A Classroom With Tiers

The Victorians often get it in the neck for the way they ‘did’ education.

Yet they can still teach us a thing or two about the classroom environment.

It seems to me that we endlessly debate what Clever Classrooms should look like but the Victorians had a pretty good idea what to do.

The seating arrangements in a classroom are always hotly debated but let’s just say that you are in favour of rows – can your children actually see?

It’s funny that some of us arrange our classrooms in this way and yet if we were to take a seat and get a pupil’s perspective we’d find that some of them struggle to see between the people in front of them. It’s fine for the teacher standing up at the front but not that great for children sitting down peering through heads and bodies shuffling about in front of them.

This is where the Victorians cracked it. In fact, to them it was a no-brainer.
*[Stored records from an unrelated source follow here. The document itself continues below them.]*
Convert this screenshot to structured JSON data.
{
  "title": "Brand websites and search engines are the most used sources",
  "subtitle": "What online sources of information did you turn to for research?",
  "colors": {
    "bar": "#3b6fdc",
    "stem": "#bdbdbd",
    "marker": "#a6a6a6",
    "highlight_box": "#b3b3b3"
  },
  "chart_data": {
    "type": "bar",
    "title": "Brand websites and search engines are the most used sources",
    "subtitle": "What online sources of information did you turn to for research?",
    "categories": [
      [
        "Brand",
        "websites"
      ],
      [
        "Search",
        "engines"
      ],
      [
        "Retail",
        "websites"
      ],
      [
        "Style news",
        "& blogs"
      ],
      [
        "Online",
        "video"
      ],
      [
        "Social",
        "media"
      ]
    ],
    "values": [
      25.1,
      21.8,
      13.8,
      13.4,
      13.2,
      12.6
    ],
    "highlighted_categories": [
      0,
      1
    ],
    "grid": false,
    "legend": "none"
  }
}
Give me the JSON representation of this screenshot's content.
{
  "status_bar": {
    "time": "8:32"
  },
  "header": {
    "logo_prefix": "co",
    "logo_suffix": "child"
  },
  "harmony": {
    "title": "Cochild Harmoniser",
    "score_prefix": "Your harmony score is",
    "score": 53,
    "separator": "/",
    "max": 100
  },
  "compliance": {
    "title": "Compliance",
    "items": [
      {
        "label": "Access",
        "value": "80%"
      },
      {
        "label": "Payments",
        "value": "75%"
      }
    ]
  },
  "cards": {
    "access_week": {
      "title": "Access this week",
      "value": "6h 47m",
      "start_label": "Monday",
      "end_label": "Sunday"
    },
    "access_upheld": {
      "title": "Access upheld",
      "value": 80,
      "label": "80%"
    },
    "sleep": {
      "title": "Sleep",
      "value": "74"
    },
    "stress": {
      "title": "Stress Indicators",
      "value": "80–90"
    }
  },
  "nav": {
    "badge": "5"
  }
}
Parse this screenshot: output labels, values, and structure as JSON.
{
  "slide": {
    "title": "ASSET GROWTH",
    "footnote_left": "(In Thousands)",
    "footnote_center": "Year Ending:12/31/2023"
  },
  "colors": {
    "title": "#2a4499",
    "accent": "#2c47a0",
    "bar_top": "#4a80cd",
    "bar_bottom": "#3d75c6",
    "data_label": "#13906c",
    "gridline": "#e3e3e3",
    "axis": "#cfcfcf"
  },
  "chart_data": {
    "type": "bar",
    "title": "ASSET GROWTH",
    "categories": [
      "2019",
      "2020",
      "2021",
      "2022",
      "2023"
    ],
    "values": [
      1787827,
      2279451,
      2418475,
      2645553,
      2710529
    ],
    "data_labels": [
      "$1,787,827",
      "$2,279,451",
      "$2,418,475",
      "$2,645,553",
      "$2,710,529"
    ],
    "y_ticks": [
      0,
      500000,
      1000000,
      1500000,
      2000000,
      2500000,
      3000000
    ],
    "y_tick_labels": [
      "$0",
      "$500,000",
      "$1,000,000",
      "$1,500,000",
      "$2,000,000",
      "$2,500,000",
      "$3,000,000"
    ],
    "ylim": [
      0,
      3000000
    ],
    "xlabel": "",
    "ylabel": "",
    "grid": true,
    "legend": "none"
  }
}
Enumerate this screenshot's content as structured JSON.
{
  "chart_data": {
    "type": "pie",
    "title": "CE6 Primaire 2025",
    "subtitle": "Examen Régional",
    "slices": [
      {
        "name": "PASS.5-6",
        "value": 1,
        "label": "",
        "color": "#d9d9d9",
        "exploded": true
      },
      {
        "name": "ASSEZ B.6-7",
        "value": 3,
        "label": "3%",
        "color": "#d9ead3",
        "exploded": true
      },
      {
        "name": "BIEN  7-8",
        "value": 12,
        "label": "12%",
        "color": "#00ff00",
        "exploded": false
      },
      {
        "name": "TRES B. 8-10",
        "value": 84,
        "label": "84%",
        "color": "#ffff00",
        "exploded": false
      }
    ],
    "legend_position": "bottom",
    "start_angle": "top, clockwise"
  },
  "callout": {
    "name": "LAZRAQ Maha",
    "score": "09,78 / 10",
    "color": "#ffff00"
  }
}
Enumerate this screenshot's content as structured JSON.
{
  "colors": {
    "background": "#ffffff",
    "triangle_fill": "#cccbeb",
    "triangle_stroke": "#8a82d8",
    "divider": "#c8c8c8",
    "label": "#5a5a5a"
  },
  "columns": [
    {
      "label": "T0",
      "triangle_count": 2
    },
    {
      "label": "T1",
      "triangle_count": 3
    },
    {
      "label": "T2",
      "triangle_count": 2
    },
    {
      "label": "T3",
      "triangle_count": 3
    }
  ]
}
The floor of their schoolrooms were tiered so that children sitting at the back were higher up than those sitting at the front. This meant that all of the children had a good view of the teacher and the blackboard. It also meant the teacher had a good view of the class and no one could put their head down and hide.

So, a tiered classroom design, cinema-style, is definitely better than classrooms on one level aren’t they? They are inclusive, more comfortable, support supervision and tiered seats that are stacked are also space saving.

The walls of a Victorian classroom were mostly bare. Compare that to today’s classrooms which are the opposite and suffocate children.

Less is more and although bare might be the extreme, sensory overload isn’t good. Classroom layout really does matter.